November 07, 2009 11:55 pm | Updated 11:55 pm IST - HYDERABAD

Renuka Kumar, a Joint Secretary in the Ministry of Corporate Affairs, has said that a provision for class action suits was made in the new Companies Bill to ensure shareholder democracy and investor protection.

Participating in an interactive session with delegates to the national convention of company secretaries here on Saturday, Ms. Kumar said the bill, which is before the Parliamentary Standing Committee, sought to adopt a decentralised approach without any Government control.

The bill aimed at widening the scope of shareholder democracy by mandating companies to follow right disclosure norms. This assumed significance because 85 to 90 per cent of the eight lakh companies in India were promoter-run industries. There was the danger of misrepresentation of facts if adequate responsibilities were not cast on promoters.

Ms. Kumar said the bill also tried to empower shareholders to have a say on pay-outs to managers by the companies.
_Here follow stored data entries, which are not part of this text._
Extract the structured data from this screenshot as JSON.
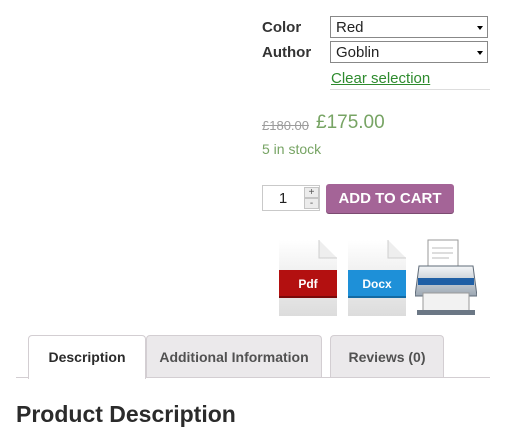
{
  "variations": {
    "color": {
      "label": "Color",
      "selected": "Red"
    },
    "author": {
      "label": "Author",
      "selected": "Goblin"
    },
    "clear_label": "Clear selection"
  },
  "price": {
    "old": "£180.00",
    "current": "£175.00",
    "stock": "5 in stock"
  },
  "cart": {
    "quantity": "1",
    "plus": "+",
    "minus": "-",
    "add_label": "ADD TO CART"
  },
  "downloads": {
    "pdf_label": "Pdf",
    "docx_label": "Docx",
    "pdf_color": "#b31010",
    "docx_color": "#1e90d8",
    "print_icon": "printer-icon"
  },
  "tabs": [
    {
      "label": "Description",
      "active": true
    },
    {
      "label": "Additional Information",
      "active": false
    },
    {
      "label": "Reviews (0)",
      "active": false
    }
  ],
  "content": {
    "heading": "Product Description"
  },
  "colors": {
    "accent": "#a46497",
    "price": "#77a464",
    "link": "#2e8b2e"
  }
}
A set of guidelines were being prepared to enable the shareholders to decide managerial remuneration.

A debate was required in this background to know if the bill empowered shareholders sufficiently to take the right decisions. The objective was to see that “the shareholder feels like a king” in the matter.

She referred to instances where directors demanded four-fold increase in salary when the companies were in the red.
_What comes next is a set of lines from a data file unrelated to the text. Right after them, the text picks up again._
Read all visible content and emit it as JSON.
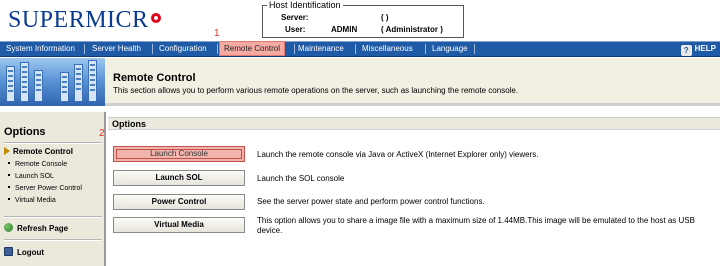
{
  "header": {
    "logo_text": "SUPERMICR",
    "host_id": {
      "legend": "Host Identification",
      "server_label": "Server:",
      "server_value": "(                    )",
      "user_label": "User:",
      "user_value": "ADMIN",
      "user_role": "(   Administrator   )"
    }
  },
  "nav": {
    "items": [
      {
        "label": "System Information"
      },
      {
        "label": "Server Health"
      },
      {
        "label": "Configuration"
      },
      {
        "label": "Remote Control"
      },
      {
        "label": "Maintenance"
      },
      {
        "label": "Miscellaneous"
      },
      {
        "label": "Language"
      }
    ],
    "help_label": "HELP",
    "marker1": "1",
    "marker2": "2"
  },
  "banner": {
    "title": "Remote Control",
    "description": "This section allows you to perform various remote operations on the server, such as launching the remote console."
  },
  "sidebar": {
    "title": "Options",
    "section_label": "Remote Control",
    "items": [
      {
        "label": "Remote Console"
      },
      {
        "label": "Launch SOL"
      },
      {
        "label": "Server Power Control"
      },
      {
        "label": "Virtual Media"
      }
    ],
    "refresh_label": "Refresh Page",
    "logout_label": "Logout"
  },
  "main": {
    "options_title": "Options",
    "actions": [
      {
        "button": "Launch Console",
        "description": "Launch the remote console via Java or ActiveX (Internet Explorer only) viewers."
      },
      {
        "button": "Launch SOL",
        "description": "Launch the SOL console"
      },
      {
        "button": "Power Control",
        "description": "See the server power state and perform power control functions."
      },
      {
        "button": "Virtual Media",
        "description": "This option allows you to share a image file with a maximum size of 1.44MB.This image will be emulated to the host as USB device."
      }
    ]
  },
  "colors": {
    "nav_bg": "#1f5aa6",
    "active_tab": "#f5aaa2",
    "logo_blue": "#0a3b8f",
    "logo_red": "#e3001b"
  }
}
The right disclosure norms would empower shareholders to question such a steep increase in salaries.

A chartered accountant, J. Krishnamurthy, expressed apprehensions that promoters would have sway in shareholder democracy if one share one vote norm was continued. They could enjoy a substantial voting power on the strength of their shareholding. He wanted the Government to recognise shares of promoters as property rights and amend law accordingly if democracy was to flourish. Their right could be modified, curtailed or even dropped, he suggested.

The company secretary of Oil India, S. R. Krishnan, sought a threshold limit to become shareholders of companies. Otherwise, a single shareholder was as good as one holding shares in bulk.